Why hundreds of US pharmacies are closing

Changing consumer trends and market dynamics are leading to hundreds of pharmacy store closures in the U.S.

Brick-and-mortar locations are losing to mail-order and digital options, according to a J.D. Power study of pharmacy customers. Between 2023 and 2024, overall customer satisfaction in physical drug stores declined 10 points on a 1,000-point scale, and satisfaction scores for mail-order pharmacies increased six points. 

In August 2023, all Winn-Dixie pharmacies closed. Soon after, Rite Aid filed for bankruptcy and shuttered about 500 of its 2,000-plus locations. And CVS is closing 900 of its nearly 2,000 locations in a three-year plan announced in 2021. 

Similar to CVS, Walgreens is also shutting down sites in a phased approach. In 2019, it announced 200 closures, and in mid-2023, laid plans for another 150. It plans to close 1,200 more, according to a recent earnings report.

There are several reasons behind the changing landscape.

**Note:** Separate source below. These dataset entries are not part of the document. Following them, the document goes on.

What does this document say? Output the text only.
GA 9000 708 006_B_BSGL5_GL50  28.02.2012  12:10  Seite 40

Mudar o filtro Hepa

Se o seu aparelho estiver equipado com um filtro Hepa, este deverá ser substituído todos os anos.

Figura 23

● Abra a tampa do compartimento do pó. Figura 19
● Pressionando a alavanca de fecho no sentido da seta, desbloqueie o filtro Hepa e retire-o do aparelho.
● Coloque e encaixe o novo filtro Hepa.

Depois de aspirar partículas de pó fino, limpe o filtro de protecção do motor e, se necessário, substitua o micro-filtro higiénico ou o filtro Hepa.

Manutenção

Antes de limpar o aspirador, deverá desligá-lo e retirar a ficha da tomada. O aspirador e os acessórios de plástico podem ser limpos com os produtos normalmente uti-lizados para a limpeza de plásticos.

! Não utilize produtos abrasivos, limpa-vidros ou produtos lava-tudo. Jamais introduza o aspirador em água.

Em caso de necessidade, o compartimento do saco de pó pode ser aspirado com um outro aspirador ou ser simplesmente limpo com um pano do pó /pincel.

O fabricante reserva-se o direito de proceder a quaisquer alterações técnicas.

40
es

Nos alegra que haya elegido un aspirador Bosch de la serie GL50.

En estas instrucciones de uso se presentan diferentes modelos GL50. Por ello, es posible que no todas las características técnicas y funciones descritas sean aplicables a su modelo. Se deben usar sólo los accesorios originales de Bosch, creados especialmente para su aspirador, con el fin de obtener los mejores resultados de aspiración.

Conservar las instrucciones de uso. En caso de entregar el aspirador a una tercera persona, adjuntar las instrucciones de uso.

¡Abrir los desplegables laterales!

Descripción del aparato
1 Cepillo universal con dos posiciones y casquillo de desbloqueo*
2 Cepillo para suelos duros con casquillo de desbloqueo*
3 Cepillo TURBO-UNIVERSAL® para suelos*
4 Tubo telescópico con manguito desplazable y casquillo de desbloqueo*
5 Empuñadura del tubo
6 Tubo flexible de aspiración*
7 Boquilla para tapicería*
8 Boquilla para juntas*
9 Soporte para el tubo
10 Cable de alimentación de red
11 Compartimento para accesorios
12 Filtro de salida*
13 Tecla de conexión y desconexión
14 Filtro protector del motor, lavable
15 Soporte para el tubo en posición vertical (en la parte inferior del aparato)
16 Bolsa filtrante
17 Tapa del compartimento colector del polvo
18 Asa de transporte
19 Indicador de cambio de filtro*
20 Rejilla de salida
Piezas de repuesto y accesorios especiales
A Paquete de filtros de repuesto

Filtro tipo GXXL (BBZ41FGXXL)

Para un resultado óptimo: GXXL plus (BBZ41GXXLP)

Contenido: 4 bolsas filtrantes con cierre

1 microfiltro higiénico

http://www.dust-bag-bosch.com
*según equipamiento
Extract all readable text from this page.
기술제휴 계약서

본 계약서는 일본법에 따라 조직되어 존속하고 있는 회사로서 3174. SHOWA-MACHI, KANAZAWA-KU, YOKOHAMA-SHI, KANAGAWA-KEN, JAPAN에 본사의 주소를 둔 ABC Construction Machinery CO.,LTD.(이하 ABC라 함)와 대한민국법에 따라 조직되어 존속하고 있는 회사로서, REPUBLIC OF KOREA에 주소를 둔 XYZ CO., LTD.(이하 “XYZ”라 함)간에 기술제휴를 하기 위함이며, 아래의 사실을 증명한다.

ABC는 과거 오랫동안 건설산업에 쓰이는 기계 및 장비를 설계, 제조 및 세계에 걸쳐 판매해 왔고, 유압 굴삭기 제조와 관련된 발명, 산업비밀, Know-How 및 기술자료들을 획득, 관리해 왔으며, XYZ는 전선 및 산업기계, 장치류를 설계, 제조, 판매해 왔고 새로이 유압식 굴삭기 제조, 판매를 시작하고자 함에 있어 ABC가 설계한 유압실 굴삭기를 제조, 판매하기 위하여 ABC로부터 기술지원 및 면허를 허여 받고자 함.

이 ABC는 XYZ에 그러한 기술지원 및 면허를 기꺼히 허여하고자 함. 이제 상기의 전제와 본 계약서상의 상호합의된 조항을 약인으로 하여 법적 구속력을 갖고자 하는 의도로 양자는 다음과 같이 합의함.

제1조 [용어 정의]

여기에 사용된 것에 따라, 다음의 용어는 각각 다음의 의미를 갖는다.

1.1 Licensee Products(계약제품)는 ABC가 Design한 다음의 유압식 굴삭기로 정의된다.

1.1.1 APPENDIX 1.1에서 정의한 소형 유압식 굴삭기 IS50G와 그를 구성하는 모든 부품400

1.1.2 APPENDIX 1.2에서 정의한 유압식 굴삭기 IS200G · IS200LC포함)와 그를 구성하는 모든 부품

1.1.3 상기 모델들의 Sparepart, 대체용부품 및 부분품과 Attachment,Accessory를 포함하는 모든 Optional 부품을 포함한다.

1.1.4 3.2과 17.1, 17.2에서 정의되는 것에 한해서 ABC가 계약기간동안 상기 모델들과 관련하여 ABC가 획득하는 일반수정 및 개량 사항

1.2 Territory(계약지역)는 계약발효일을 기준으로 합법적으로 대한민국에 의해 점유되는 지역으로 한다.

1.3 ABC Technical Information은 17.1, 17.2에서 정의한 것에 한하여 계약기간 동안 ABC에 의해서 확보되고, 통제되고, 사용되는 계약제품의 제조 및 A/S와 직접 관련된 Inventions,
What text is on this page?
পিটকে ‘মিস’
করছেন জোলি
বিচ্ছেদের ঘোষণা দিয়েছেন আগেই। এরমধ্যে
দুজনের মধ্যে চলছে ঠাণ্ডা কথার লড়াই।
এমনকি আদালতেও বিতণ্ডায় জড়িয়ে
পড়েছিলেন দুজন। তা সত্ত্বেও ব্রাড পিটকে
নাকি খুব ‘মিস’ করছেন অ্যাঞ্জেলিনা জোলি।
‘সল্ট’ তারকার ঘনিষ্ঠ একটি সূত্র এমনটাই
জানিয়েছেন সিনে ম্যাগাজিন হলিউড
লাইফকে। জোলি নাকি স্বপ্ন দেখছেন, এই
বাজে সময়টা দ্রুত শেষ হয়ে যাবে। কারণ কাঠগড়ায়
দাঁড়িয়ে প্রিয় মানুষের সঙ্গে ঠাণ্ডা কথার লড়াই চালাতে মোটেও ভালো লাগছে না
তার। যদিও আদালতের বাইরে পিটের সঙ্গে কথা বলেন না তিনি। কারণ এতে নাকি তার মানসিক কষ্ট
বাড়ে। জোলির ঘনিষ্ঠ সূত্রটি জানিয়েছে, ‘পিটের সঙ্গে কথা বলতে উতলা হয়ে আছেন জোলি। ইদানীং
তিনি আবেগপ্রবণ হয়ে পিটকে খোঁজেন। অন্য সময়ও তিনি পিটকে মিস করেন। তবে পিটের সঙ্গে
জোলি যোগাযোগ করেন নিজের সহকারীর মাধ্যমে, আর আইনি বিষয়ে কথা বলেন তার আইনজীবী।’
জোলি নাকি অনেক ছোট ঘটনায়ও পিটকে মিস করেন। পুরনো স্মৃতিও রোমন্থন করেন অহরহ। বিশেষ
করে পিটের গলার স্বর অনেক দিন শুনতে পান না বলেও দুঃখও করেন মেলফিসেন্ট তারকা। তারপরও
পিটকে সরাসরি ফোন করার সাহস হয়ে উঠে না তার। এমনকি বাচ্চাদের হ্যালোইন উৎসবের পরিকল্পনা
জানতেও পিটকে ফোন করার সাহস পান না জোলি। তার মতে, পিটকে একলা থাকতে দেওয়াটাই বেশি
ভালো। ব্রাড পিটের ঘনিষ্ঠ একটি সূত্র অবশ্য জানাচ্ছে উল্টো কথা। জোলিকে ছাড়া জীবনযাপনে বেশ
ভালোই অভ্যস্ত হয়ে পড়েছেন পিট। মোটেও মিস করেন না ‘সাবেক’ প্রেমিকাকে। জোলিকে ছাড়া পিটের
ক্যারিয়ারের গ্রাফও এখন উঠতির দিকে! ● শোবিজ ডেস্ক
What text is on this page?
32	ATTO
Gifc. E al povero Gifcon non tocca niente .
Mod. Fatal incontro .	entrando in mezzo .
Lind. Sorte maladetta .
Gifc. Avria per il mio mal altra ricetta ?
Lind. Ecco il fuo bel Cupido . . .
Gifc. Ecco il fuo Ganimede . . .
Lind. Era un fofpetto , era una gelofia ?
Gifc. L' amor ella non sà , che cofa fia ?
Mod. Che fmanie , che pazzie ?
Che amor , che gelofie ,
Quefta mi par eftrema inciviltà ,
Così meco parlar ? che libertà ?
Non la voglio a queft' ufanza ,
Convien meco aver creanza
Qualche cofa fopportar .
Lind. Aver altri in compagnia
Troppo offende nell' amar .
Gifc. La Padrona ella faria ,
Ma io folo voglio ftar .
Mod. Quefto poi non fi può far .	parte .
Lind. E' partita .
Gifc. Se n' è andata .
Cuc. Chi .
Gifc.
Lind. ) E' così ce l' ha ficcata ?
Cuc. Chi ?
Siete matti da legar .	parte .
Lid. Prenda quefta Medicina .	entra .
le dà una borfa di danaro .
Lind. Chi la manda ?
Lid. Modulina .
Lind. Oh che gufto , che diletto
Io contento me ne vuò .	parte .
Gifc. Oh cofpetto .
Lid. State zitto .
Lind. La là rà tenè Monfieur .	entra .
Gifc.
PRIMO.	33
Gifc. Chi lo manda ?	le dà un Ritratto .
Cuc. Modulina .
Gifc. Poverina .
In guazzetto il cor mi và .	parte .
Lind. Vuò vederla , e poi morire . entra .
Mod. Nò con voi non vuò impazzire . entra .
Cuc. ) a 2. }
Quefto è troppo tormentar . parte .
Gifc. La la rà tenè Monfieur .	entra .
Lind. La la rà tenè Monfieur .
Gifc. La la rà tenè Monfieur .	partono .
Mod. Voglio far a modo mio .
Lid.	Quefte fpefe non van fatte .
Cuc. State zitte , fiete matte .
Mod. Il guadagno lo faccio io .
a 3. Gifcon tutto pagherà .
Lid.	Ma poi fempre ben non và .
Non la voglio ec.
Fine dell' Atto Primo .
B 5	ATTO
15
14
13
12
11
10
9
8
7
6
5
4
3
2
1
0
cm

Brick-and-mortar locations have longer wait times, are less trustworthy and present more difficulties when ordering prescriptions compared to digital and mail-order options, customers say.

Before announcing the latest closures, Walgreens Boots Alliance CEO Tim Wentworth said 25% of the company's stores were underperforming. Of the company's 8,700 drug stores, 13.8% — or about 1 in 7 — are the latest to face termination. A spokesperson told Becker's the organization plans to "redeploy the majority of our team members from those stores that we close." The company would not confirm the number of affected employees.

Apart from convenience, reliability and trust, physical pharmacies are also losing when it comes to safety. Most of the 1,200 stores Walgreens is closing were chosen because they are near another location or because of shoplifting, The Wall Street Journal reported in June. 

"Criminals engaging in mass retail theft are brazen, sometimes threatening and even physically harming workers," Michael Hogue, PharmD, CEO of the American Pharmacists Association, said in August. "As large corporations are downsizing and pharmacy owners are making decisions about locations to close, the amount of 'shrinkage' or retail theft occurring at a given location is increasingly part of the equation."

Physical locations are also facing higher costs and lower reimbursement rates for prescription drugs. Most profits come from these reimbursements, but sales at the front of the store — snacks and household items — are also declining because of competitors like Amazon, CNN reported Oct. 16. 

In response, retail pharmacy companies are switching course to setting up digital kiosks and smaller stores and squeezing primary clinics inside pharmacies.